Rita Prasad-Ildes, managing director of social enterprise clinic World Wellness Group, told newsGP the helpline came about almost accidentally.
‘We’re a multicultural health clinic and we work with lots of disadvantaged people who are seeking asylum or who are vulnerable,’ she said.
‘As a clinic, we got very busy with people seeking really practical support because of the impact of lockdown and losing their jobs. Lots weren’t getting mainstream messaging from the government due to language barriers.
‘We had to get people food to eat and emergency housing from charitable organisations and faith-based communities.’
Visa situations complicated the situation further, with international students and new migrants often unable to access support available to permanent residents and citizens.
To tackle this sudden new demand, the clinic sought and won funding for the helpline from immediate support measures offered by Queensland Health as a response to COVID-19.
In July, the clinic launched the Multicultural Connect Line, linking callers to support staff and government interpreters speaking everything from Samoan to Farsi to Swahili. The calls soon started pouring in.  
‘We have to provide lots of follow-up support. It’s not just calling for information – it’s really connecting them to the support they need around jobs, finance and housing,’ Ms Prasad-Ildes said.
‘We describe ourselves as the front door to the support system. You call us, we help you.’
Once the initial impact of lockdown passed, more and more callers started seeking help for simmering mental health issues. The support line now fields up to 30 calls a day, with many taking considerable time.

Multicultural-helpline-article.jpgHelpline staff Shannah Martin, a registered nurse and Dr Viviana Jimenez, a doctor trained in Colombia.
Support line team leader Sameera Suleman told newsGP mental health issues are currently surging, though food insecurity and financial problems are still present.             
‘We find once people realise we are a service here to listen and make sure you get the support you require, people get comfortable enough to disclose their issues around mental health,’ she said.
‘Lots of people talk about situational issues – stresses and worries – and from that point, we can start unpicking their mental health needs, tailored to be culturally appropriate.
‘We are well placed to break down some barriers to people accessing support.’
One caller on a temporary protection visa was thrust into homelessness in the wake of the lockdowns.
Support workers set about linking her to emergency housing services, and soon she had a place to stay. With housing solved, the helpline workers helped her enrol in a course she wanted to do alongside paid work.
‘What we found is that this has really increased her confidence and capacity to cope,’ Ms Suleman said.
‘Her background is one with significant trauma. With her practical issues sorted, she has more opportunities to work on healing and recovery.’

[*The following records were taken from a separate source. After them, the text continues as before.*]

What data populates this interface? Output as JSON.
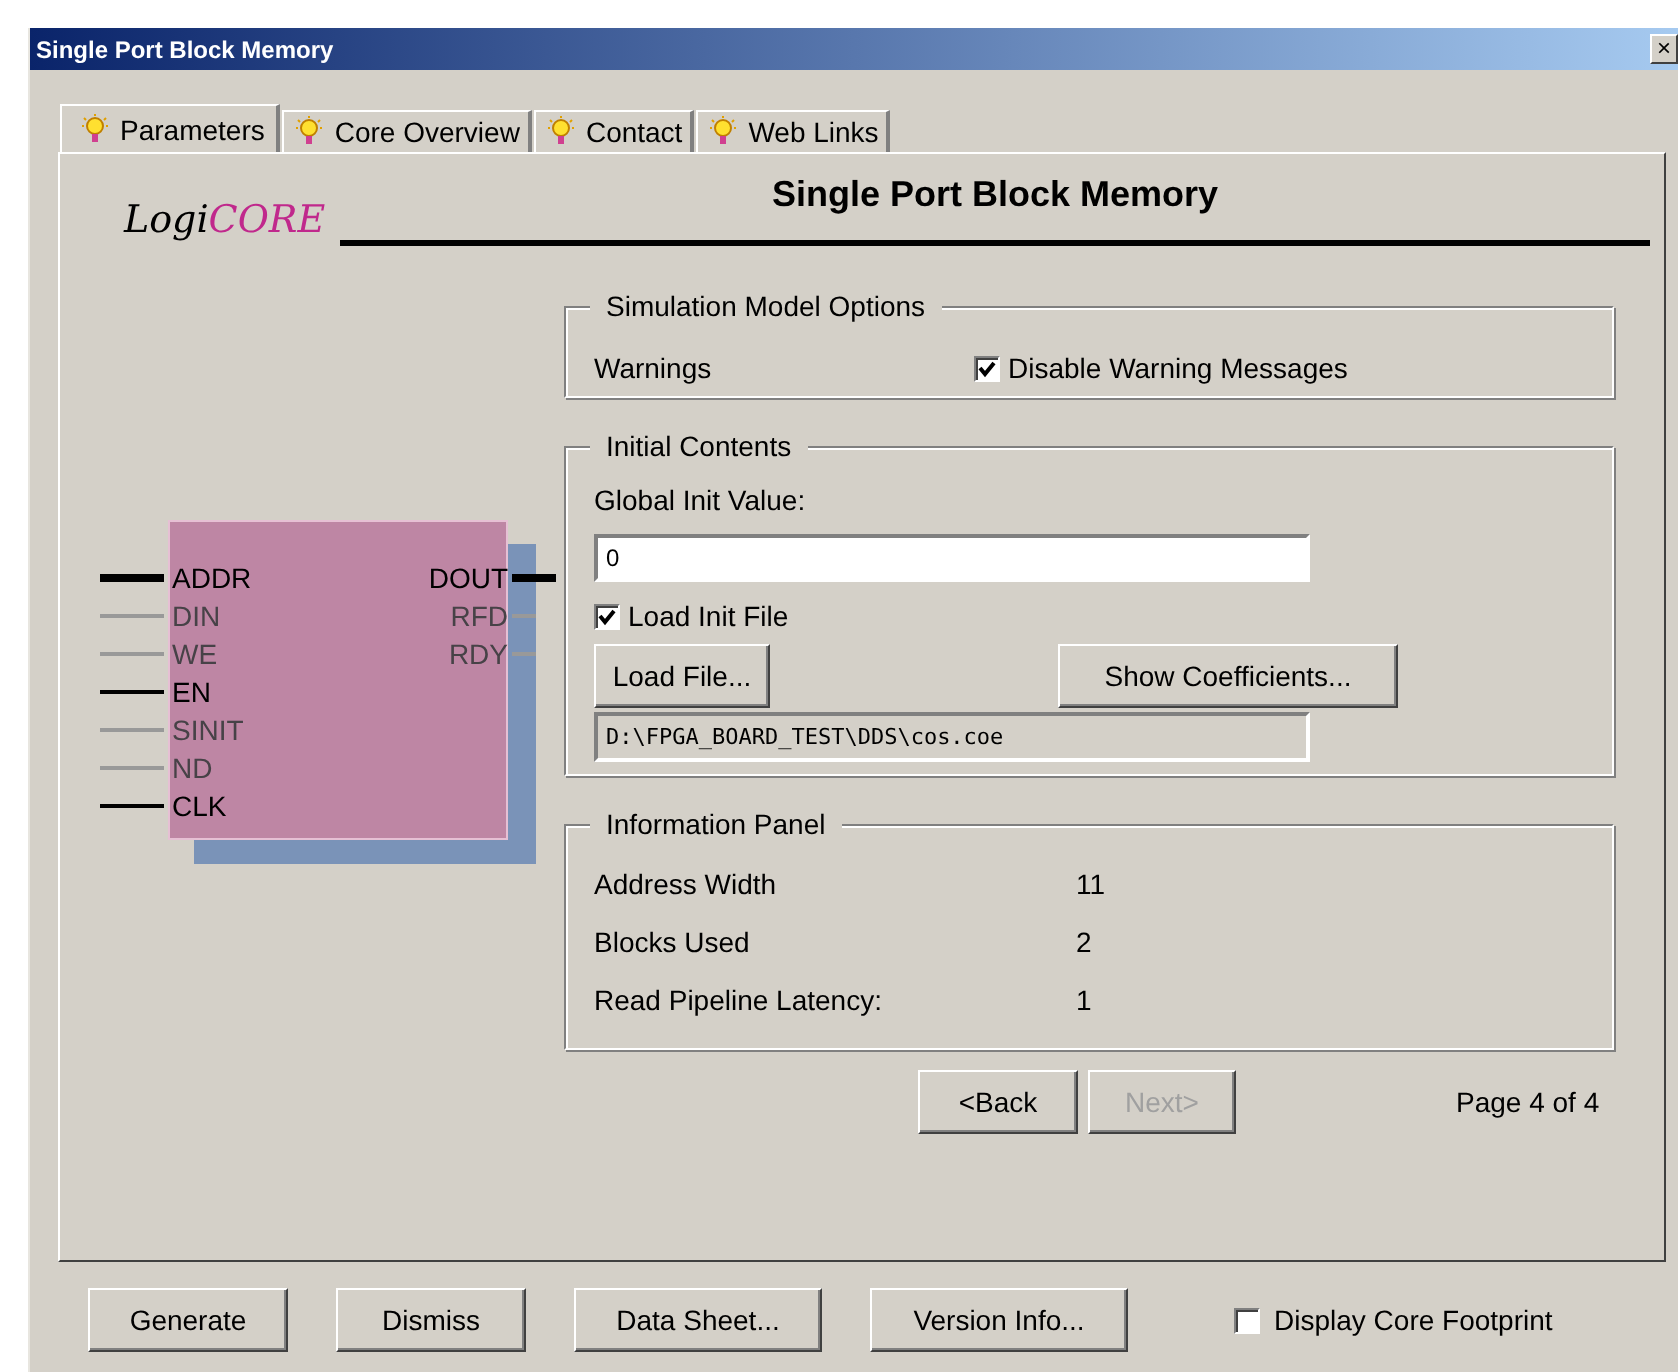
{
  "window": {
    "title": "Single Port Block Memory",
    "close": "×"
  },
  "tabs": [
    {
      "label": "Parameters",
      "selected": true
    },
    {
      "label": "Core Overview",
      "selected": false
    },
    {
      "label": "Contact",
      "selected": false
    },
    {
      "label": "Web Links",
      "selected": false
    }
  ],
  "logo": [
    "Logi",
    "CORE"
  ],
  "heading": "Single Port Block Memory",
  "symbol": {
    "inputs": [
      {
        "label": "ADDR",
        "kind": "bus"
      },
      {
        "label": "DIN",
        "kind": "unused"
      },
      {
        "label": "WE",
        "kind": "unused"
      },
      {
        "label": "EN",
        "kind": "used"
      },
      {
        "label": "SINIT",
        "kind": "unused"
      },
      {
        "label": "ND",
        "kind": "unused"
      },
      {
        "label": "CLK",
        "kind": "used"
      }
    ],
    "outputs": [
      {
        "label": "DOUT",
        "kind": "bus"
      },
      {
        "label": "RFD",
        "kind": "unused"
      },
      {
        "label": "RDY",
        "kind": "unused"
      }
    ]
  },
  "simulation": {
    "title": "Simulation Model Options",
    "label": "Warnings",
    "checkbox": {
      "label": "Disable Warning Messages",
      "checked": true
    }
  },
  "initial": {
    "title": "Initial Contents",
    "field_label": "Global Init Value:",
    "value": "0",
    "checkbox": {
      "label": "Load Init File",
      "checked": true
    },
    "load_button": "Load File...",
    "coeff_button": "Show Coefficients...",
    "file_path": "D:\\FPGA_BOARD_TEST\\DDS\\cos.coe"
  },
  "info": {
    "title": "Information Panel",
    "rows": [
      {
        "label": "Address Width",
        "value": "11"
      },
      {
        "label": "Blocks Used",
        "value": "2"
      },
      {
        "label": "Read Pipeline Latency:",
        "value": "1"
      }
    ]
  },
  "nav": {
    "back": {
      "label": "<Back",
      "disabled": false
    },
    "next": {
      "label": "Next>",
      "disabled": true
    },
    "page": "Page 4 of 4"
  },
  "buttons": [
    "Generate",
    "Dismiss",
    "Data Sheet...",
    "Version Info..."
  ],
  "footprint": {
    "label": "Display Core Footprint",
    "checked": false
  }
}
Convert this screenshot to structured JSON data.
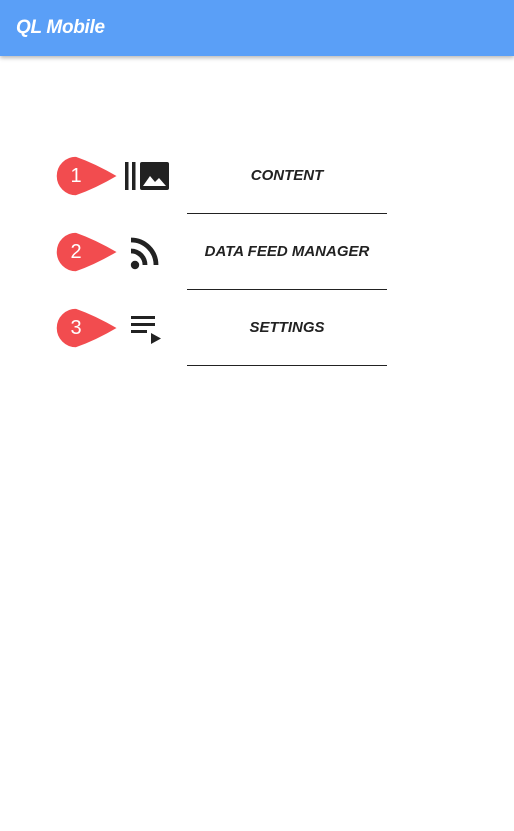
{
  "app": {
    "title": "QL Mobile"
  },
  "menu": {
    "items": [
      {
        "number": "1",
        "label": "CONTENT",
        "icon": "photo-library-icon"
      },
      {
        "number": "2",
        "label": "DATA FEED MANAGER",
        "icon": "rss-feed-icon"
      },
      {
        "number": "3",
        "label": "SETTINGS",
        "icon": "playlist-play-icon"
      }
    ]
  },
  "colors": {
    "app_bar": "#5a9ff7",
    "callout": "#f24c4f",
    "text": "#222222",
    "background": "#ffffff"
  }
}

The team of support workers come from a range of cultural and professional backgrounds. They sit in a makeshift call centre and work collaboratively, debriefing each other and learning as they go about everything – from new support services, to the types of words people from different cultural backgrounds might use to describe worsening mental health.
‘Word is getting around at a grassroots level, so the number of calls we are getting is increasing – even from regional areas, which is really great,’ Ms Suleman said.
‘We’re building our network across the state, which is quite exciting.’  
Practical help on the job front might range from tackling expectations and offering currently available alternatives to previous jobs, through to connecting callers to neighbourhood services and community groups to help with polishing resumes and networking. The support workers may also suggest extra study if warranted. 
However, support workers find it is often impossible to unpick complex issues in a single phone call; around 40% of callers need more than five call backs to properly provide help, while some callers need up to 25 phone calls to address their specific set of challenges.
‘We’re working with people who are very stressed out and have a lot on their plate – even accessing support can feel too hard. We provide that bridge and ensure people are supported,’ Ms Suleman said.
‘We call them warm referrals – we’re not just giving a phone number; we’re assessing how they feel about contacting that service.
‘We only close their file once we know they are well connected to support.’
The Multicultural Connect Line is available for Queensland residents on 1300 079 020, Monday to Friday from 9am to 4.30pm.